International Journal of Research and Reports in Dentistry, ..,Vol.: 1, Issue.: 1
Evaluation of Differential Oral Cell-specific Responses to the E-cigarette Component Nicotine
Ian Pearson1, James Luke Taylor1 and Karl Kingsley2* 1Department of Clinical Sciences, School of Dental Medicine, University of Nevada, Las Vegas, USA. 2Department of Biomedical Sciences, School of Dental Medicine, University of Nevada, Las Vegas, USA.
Ian Pearson1, James Luke Taylor1 and Karl Kingsley2*
1Department of Clinical Sciences, School of Dental Medicine, University of Nevada, Las Vegas, USA.
2Department of Biomedical Sciences, School of Dental Medicine, University of Nevada, Las Vegas, USA.
(1) Kanupriya Gupta, Assisstant Professor, Department of Oral and Maxillofacial Pathology, Mithila Minority Dental College and Hospital, India.
(1) Priyanka Agarwal, Maharashtra University of Health Sciences, India.
(2) Lazos, Jerónimo Pablo, Universidad Nacional de Córdoba, Argentina.
Complete Peer review History: http://www.sciencedomain.org/review-history/24625
Objectives: The recent introduction of electronic cigarettes (EC) or e-cigarettes, also known as the electronic nicotine delivery device (ENDD), has been promoted as a safer alternative to tobacco products and smoking. Many groups have advocated for the use of ECs or ENDDs as a tool to reduce carcinogenic potential, while simultaneously promoting strategies and protocols for smoking and nicotine cessation. Based upon this information, the main objective of this study was to determine the biological effects of the most basic aerosol component of all ECs and ENDDs (nicotine) on cells and tissues specifically derived from the oral cavity. The working hypothesis was that no discernable effects would be apparent at the concentrations typically associated with EC and ENDD use.

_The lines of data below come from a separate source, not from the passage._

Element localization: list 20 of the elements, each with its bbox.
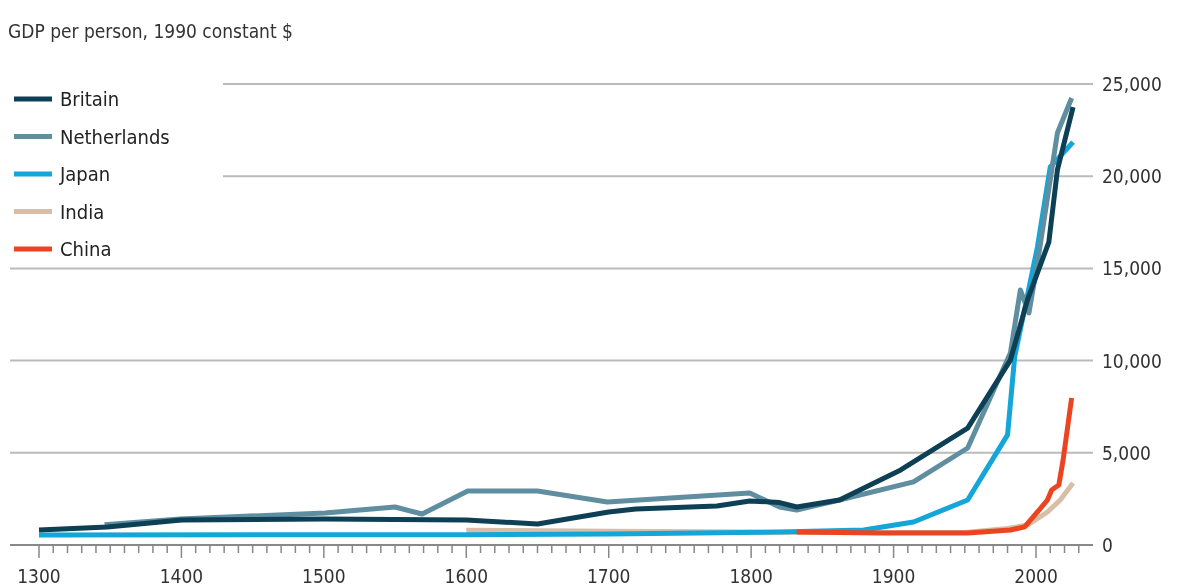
x-tick-label: 1600	[444, 565, 489, 584]
x-tick-label: 1300	[17, 565, 61, 584]
x-tick-label: 1400	[159, 565, 204, 584]
y-tick-label: 0	[1102, 534, 1113, 556]
x-tick-label: 1700	[586, 565, 631, 584]
legend-label: India	[60, 199, 105, 224]
y-tick-label: 25,000	[1102, 73, 1162, 95]
x-tick-label: 1900	[871, 565, 916, 584]
y-tick-label: 10,000	[1102, 349, 1162, 372]
y-tick-label: 20,000	[1102, 165, 1162, 188]
x-tick-label: 1500	[302, 565, 346, 584]
legend-label: Japan	[59, 162, 111, 186]
y-tick-label: 5,000	[1102, 441, 1151, 464]
legend-label: China	[60, 237, 112, 261]
chart-subtitle: GDP per person, 1990 constant $	[8, 20, 293, 42]
y-tick-label: 15,000	[1102, 257, 1162, 280]
x-tick-label: 2000	[1014, 565, 1058, 584]
x-tick-label: 1800	[729, 565, 773, 584]
legend-label: Britain	[60, 87, 120, 111]
legend-label: Netherlands	[60, 124, 170, 149]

Experimental Methods: In brief, oral cell lines were obtained, which included normal, non-cancerous Human Gingival Fibroblasts (HGF-1) and two oral squamous cell carcinomas (SCC25, CAL27). Cells were exposed to nicotine at concentrations equivalent to those found in e-cigarette mixtures (5.77 x 10-5 M) for five day proliferation and viability assays.
Results: The results of this study strongly suggest that nicotine may have negative effects on both cellular viability and cellular proliferation among cancerous and non-cancerous cells. Moreover, these effects appear to become more pronounced over time, suggesting that short-term exposure to vaping solutions comprised of water with small amounts of nicotine may be sufficient to induce these effects – at least in this experimental or in vitro setting.
Conclusions: In summary, these data provide further evidence that nicotine administration may present significant risks to cell viability and growth over time. In addition, this study demonstrated that these effects were evident in both cancerous and non-cancerous cells – a finding that may suggest more research in this area is needed to determine the mechanisms that might be shared between these differing cell types, which may also suggest more caution may be needed when advertising or marketing ECs or ENDDs are low- or no-risk alternatives to cigarette smoking.
Nicotine; e-cigarette; oral response.